By: Jazmin Goodwin, Editor-In-Chief (@TheLyricalJAZ)
Often more than not, we never want to discuss “the not so good” business that plagues our black bodies, institutions and communities. We are bound and stricken by the perceptions we so desperately want others outside of our identities to see as truth.
A falsely-illusioned truth that casts its serendipitous haze on our ability to mobilize towards sustainable progress. With every new year and celebration of Black History Month, I am always bogged with questions. Questions of whether we have truly evolved or are we simply sifting in a plateau that has flattened so deep we mistake it as reaching our peak.
In reality, I say we are not.
With the transition of the new year, headlines glared with so many “firsts” for the black community. “First black women to receive this.” “First black male to be nominated for that.” There’s been so many fairly new “firsts” in the short span of one month, I wonder if anyone is keeping count.

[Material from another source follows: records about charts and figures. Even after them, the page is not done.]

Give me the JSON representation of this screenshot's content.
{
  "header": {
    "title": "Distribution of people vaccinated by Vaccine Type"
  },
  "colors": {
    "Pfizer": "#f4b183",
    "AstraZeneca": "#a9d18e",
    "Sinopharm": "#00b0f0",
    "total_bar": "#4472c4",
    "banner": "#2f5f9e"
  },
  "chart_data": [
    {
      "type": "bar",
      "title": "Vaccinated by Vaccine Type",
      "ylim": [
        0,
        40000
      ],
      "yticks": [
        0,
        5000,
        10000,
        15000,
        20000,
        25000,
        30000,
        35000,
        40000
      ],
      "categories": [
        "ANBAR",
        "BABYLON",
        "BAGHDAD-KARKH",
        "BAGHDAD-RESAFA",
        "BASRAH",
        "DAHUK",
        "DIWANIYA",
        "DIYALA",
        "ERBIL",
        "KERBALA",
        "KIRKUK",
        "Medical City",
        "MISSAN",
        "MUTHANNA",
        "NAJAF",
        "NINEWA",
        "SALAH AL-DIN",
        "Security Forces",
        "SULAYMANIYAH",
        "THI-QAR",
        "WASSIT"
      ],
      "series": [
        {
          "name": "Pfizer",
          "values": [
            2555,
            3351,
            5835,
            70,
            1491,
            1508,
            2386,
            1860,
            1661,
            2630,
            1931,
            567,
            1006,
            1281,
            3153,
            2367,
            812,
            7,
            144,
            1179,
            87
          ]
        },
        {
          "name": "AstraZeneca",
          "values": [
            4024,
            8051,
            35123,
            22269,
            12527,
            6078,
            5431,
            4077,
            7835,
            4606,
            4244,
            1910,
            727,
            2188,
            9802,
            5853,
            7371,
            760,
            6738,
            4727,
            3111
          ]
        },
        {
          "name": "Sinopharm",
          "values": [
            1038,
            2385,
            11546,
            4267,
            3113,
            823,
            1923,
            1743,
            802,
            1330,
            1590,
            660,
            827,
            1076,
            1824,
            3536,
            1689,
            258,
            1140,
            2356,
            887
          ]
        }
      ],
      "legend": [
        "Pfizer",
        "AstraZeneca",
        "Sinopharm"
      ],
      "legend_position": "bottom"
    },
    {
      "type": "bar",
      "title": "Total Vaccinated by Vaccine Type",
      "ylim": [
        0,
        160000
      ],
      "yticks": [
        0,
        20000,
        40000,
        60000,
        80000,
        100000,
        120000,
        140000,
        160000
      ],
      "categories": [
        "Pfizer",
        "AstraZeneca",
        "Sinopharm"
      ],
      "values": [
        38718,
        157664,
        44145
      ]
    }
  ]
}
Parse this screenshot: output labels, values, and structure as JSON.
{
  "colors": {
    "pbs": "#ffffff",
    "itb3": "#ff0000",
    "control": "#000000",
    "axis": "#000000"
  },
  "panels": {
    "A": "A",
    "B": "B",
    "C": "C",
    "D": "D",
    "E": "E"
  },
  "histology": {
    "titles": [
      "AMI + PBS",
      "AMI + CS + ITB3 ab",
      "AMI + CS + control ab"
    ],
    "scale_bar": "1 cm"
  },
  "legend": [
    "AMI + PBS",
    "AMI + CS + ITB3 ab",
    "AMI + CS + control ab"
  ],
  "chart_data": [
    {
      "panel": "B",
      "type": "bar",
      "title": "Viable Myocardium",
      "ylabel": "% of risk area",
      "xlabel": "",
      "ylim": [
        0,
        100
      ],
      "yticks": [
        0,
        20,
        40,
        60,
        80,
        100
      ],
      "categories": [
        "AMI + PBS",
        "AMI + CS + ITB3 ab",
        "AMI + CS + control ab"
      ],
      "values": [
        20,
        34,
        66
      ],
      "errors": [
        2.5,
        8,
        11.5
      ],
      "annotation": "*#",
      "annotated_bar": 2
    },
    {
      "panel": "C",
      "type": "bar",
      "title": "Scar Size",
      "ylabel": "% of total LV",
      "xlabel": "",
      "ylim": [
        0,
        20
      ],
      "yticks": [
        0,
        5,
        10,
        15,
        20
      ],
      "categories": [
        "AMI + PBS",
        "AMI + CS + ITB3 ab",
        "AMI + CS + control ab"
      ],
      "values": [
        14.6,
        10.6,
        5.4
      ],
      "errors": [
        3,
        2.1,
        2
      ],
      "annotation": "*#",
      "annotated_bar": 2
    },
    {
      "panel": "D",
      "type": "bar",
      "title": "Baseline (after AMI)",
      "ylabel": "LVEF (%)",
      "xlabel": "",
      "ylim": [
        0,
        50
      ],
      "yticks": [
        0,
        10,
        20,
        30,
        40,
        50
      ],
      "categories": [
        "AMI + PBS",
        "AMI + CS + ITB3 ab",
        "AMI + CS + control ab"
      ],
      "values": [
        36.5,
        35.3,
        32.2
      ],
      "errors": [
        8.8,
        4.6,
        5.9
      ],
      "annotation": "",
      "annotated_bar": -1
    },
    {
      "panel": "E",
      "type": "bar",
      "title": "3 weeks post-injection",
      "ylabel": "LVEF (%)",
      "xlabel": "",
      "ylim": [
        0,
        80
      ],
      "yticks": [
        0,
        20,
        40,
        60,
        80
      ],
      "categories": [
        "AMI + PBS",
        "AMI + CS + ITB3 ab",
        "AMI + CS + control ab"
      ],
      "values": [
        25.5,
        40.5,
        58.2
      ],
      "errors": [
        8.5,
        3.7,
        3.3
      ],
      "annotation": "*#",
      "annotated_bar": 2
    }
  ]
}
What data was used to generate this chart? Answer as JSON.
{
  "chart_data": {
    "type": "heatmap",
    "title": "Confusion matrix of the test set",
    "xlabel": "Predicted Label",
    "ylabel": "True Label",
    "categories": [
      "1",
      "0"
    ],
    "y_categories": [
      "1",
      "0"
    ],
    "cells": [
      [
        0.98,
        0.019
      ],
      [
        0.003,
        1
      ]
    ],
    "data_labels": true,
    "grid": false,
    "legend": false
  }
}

Keeping count that in 2018 we may break a record by being “first” but it never seems to stay that way. As we get caught in the hype of prestige and the glory of “first,” being “number one” and “making history,” the progress that should follow suit is completely neglected.
Hence why – movements don’t last, Omarosa’s strut the White House toting the idea it’s for the better of Black, and for the very same reason why you still haven’t invested your money in a black-owned bank or completely transitioned spending your money with only black-owned businesses.
We amplify the prestige, but drown out our own progress with falsities – back to that very same plateau we’ve mistaken as reaching our peak.
It is clear from taking a closer look beyond the surface level of glamorous “firsts” and the esteem it brings that prestige should never trump progress in our tireless mission to continue to “make history black.”